Ivy sauntered in behind him to take a stance in the door with her arms crossed over her chest. Marshal was behind her, and he came in, sliding around Ivy with no hesitation and grinning from ear to ear, excited and bright eyed under his knit hat. His coat and knees were covered in dirt as well, but at least he hadn’t rolled in it.
The unknown man in the parka lifted his head, and I almost flew at him. “Tom!” I shouted, then checked myself. It was Tom. Again. Under my house instead of looking at my car. Fear slid through me, replaced with anger. “What are you doing under my house!”
Jenks was at the ceiling yelling at his kids to get out, and when the last fled, with their wooden swords and plastic-coated straightened paper clips, Tom pulled himself upright and pushed his hood back. His lips were blue with cold, and his eyes held an irritated anger. It was then that I noticed the ley line zip-strip on his wrist, where his gloves ended. He was basically magically neutered, and my estimation of Marshal went up a notch for not only knowing what to do with an experienced ley line witch, but for having a zip-strip to begin with.

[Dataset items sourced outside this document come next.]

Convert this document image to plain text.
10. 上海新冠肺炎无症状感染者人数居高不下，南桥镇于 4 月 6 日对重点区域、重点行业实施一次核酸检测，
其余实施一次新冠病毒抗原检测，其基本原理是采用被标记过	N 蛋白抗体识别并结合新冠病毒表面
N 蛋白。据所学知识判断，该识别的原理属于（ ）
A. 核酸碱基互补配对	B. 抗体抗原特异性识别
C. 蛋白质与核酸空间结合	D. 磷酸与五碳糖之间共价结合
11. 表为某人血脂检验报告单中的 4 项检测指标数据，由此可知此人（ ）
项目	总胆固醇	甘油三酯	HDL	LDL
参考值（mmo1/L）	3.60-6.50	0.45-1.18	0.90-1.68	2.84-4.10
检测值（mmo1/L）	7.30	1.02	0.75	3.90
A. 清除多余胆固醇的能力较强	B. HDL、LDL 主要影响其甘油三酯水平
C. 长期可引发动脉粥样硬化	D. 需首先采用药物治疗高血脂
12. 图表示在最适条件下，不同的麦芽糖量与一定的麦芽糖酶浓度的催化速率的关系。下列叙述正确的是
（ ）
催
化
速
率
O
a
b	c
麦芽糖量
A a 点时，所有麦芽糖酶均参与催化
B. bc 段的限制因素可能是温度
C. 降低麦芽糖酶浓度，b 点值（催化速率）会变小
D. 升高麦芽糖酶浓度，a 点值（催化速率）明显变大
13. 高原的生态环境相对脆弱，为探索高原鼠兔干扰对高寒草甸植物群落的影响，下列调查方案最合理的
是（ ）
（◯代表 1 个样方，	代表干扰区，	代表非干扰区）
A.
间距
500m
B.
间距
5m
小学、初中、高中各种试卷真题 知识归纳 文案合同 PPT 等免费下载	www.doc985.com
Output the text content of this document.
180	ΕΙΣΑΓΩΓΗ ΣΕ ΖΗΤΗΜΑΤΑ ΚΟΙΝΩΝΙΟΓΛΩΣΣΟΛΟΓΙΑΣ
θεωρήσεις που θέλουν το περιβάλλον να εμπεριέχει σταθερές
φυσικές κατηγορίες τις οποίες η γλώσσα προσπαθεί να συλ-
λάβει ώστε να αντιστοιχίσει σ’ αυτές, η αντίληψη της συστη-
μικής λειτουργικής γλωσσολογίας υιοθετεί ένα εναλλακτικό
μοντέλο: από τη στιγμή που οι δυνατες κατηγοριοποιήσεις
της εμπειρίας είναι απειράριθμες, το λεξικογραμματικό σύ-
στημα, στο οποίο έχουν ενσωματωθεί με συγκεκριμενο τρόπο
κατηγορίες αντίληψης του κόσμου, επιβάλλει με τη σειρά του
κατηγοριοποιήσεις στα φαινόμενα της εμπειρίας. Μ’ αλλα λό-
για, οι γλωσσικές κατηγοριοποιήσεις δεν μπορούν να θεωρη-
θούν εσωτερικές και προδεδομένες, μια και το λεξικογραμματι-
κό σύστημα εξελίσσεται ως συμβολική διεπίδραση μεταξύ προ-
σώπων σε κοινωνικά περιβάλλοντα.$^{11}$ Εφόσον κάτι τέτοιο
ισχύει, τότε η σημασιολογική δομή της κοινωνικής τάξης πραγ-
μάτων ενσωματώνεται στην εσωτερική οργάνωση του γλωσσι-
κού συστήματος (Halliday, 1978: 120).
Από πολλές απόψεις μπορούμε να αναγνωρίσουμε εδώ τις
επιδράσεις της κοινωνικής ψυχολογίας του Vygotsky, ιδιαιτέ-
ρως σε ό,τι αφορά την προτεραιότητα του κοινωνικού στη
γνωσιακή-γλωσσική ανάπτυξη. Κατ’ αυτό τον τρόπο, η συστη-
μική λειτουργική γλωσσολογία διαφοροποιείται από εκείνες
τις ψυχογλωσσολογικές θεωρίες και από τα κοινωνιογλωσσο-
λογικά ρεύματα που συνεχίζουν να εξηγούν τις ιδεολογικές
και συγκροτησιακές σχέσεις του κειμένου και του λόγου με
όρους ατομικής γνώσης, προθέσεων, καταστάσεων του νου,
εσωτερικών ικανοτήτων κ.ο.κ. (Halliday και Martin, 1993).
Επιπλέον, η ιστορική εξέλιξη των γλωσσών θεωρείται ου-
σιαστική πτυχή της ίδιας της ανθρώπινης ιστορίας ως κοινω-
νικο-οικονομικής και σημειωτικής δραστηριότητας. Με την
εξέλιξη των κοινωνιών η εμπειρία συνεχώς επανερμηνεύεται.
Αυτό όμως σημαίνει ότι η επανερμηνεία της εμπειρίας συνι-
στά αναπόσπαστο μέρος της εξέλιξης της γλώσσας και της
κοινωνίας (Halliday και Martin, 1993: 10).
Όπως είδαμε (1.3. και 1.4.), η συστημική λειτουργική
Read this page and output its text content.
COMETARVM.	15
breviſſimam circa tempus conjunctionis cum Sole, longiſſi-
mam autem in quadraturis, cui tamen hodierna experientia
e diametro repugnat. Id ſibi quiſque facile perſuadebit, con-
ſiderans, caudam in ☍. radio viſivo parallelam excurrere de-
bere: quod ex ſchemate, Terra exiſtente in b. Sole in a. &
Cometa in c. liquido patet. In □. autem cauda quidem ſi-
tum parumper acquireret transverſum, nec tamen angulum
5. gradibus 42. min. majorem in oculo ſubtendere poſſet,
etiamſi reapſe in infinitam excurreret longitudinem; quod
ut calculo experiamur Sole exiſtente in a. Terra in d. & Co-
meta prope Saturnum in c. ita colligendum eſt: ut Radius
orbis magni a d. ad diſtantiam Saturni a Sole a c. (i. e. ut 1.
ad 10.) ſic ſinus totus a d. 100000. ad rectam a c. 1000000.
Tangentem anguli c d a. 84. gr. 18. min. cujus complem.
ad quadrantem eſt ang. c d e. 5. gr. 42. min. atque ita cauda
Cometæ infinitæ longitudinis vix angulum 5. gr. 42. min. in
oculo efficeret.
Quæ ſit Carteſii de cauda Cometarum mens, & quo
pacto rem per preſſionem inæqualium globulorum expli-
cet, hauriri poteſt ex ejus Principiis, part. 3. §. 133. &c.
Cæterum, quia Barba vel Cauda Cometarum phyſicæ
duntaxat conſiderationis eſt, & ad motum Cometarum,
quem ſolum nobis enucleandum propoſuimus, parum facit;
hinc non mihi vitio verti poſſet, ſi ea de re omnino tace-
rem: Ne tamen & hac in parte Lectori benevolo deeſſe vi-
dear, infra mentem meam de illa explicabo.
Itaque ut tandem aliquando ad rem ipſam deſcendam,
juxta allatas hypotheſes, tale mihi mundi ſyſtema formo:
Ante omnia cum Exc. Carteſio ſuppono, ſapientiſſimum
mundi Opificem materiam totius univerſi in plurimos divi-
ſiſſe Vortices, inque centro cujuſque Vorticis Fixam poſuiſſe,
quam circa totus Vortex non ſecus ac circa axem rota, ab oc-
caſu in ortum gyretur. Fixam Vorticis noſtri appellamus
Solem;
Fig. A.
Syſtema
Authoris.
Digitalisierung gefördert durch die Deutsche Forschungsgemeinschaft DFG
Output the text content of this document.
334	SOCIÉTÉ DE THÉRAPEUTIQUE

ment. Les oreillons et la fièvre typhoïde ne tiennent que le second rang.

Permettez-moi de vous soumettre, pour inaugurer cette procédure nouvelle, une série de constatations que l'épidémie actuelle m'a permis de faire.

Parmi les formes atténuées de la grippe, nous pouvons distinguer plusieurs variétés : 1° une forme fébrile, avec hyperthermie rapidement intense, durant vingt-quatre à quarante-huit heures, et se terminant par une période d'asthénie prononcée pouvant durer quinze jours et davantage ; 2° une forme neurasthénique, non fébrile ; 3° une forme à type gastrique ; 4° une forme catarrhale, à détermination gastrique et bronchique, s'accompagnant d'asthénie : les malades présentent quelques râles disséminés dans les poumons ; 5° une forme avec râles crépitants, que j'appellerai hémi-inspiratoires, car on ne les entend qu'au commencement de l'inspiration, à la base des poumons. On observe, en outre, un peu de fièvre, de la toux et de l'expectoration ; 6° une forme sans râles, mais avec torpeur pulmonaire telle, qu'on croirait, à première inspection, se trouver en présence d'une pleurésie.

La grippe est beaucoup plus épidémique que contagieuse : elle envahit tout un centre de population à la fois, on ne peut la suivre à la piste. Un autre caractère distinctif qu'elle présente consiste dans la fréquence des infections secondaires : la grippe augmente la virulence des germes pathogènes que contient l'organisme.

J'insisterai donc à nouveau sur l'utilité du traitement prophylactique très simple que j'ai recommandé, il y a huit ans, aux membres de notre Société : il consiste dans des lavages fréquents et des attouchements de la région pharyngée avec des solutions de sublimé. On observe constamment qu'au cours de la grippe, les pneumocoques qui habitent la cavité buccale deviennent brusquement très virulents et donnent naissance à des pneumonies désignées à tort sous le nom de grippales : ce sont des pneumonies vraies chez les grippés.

“I was coming over to drop off that box you left in my car,” Marshal said, shifting to stand between Tom and me. “That’s when I saw this”-he gave Tom a shove and the man caught himself against the island counter-“coming over the far wall. So I parked and watched. He gave a couple of kids a can of black spray paint and a twenty, and after Bis chased them off your front door, he snuck around back and broke the lock on your crawl space access.”